Stanley Kutler, American Legal Historian

Stanley KutlerThe obituaries for Stanley Kutler, a retired University of Wisconsin professor who passed away on April 7, tended to stress Kutler’s large role in obtaining public access to the Nixon Watergate tapes. Only 63 hours of those tapes had been released before Kutler’s lawsuit against the National Archives and Records Administration, but his efforts resulted in the release of more than 3,000 additional hours. Kutler and other scholars were then able to use material on the tapes to detail the Nixon Administration’s frequent and sometimes shocking abuses of political power.

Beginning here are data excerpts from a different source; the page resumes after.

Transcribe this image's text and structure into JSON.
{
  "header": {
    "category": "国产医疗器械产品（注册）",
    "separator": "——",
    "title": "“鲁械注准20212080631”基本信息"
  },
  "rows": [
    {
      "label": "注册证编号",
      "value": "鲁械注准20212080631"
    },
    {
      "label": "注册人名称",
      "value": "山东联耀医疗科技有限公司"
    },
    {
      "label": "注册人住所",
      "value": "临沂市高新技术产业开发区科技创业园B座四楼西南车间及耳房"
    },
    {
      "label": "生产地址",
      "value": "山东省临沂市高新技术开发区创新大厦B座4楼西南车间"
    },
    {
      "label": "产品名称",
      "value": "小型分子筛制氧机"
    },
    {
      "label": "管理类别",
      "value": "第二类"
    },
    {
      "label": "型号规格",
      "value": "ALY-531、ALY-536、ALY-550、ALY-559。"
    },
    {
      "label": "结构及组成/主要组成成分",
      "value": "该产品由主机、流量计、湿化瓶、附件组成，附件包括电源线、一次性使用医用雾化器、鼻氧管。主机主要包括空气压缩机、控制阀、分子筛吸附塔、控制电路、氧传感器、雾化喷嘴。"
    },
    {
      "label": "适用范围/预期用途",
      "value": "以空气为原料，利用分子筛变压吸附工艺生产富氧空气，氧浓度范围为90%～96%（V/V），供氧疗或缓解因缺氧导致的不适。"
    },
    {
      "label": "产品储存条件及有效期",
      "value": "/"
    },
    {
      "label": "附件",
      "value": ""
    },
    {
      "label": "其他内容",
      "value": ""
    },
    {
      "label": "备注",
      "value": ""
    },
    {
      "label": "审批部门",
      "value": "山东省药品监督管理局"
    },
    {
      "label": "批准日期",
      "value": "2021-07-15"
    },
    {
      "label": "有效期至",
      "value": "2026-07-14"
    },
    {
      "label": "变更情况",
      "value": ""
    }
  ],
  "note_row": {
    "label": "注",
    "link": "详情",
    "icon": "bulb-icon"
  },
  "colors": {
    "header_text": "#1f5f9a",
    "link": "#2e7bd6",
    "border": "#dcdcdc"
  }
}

Unfortunately, the obituaries largely overlooked Kutler’s decades of extraordinary work as a legal historian. His numerous books and articles include Judicial Power and Reconstruction Politics (1969), Privilege and Creative Destruction: The Charles River Bridge Case (1971), and American Inquisition: Justice and Injustice in the Cold War (1984). All of these works explored specific cases in the context of broader historical movements. The facts and social complexities of the cases were always more important for Kutler than were the rules and corollaries spouted from one appellate bench or another.

Kutler’s work as a legal historian placed him at the center of the “new legal history” that emerged during the 1960s. Inspired and led by Kutler’s fellow University of Wisconsin historian Willard Hurst, this school of legal history rejected the older idea that the history of legal doctrine could and should be studied unto itself. Kutler and his intellectual compatriots thought law only made sense if its interplay with politics, social change and economic transformation was taken into consideration.

The results of the “new legal history” were often profoundly and quite beneficially revisionist, and in the present the “new legal history” is the norm. Indeed, one would be hard-pressed to find a professional, academic legal historian studying and writing about the history of the law without reference to what goes on all around it and gives it meaning. The late Stanley Kutler was a major force in making the study of American legal history a thoughtful and intellectually sophisticated undertaking.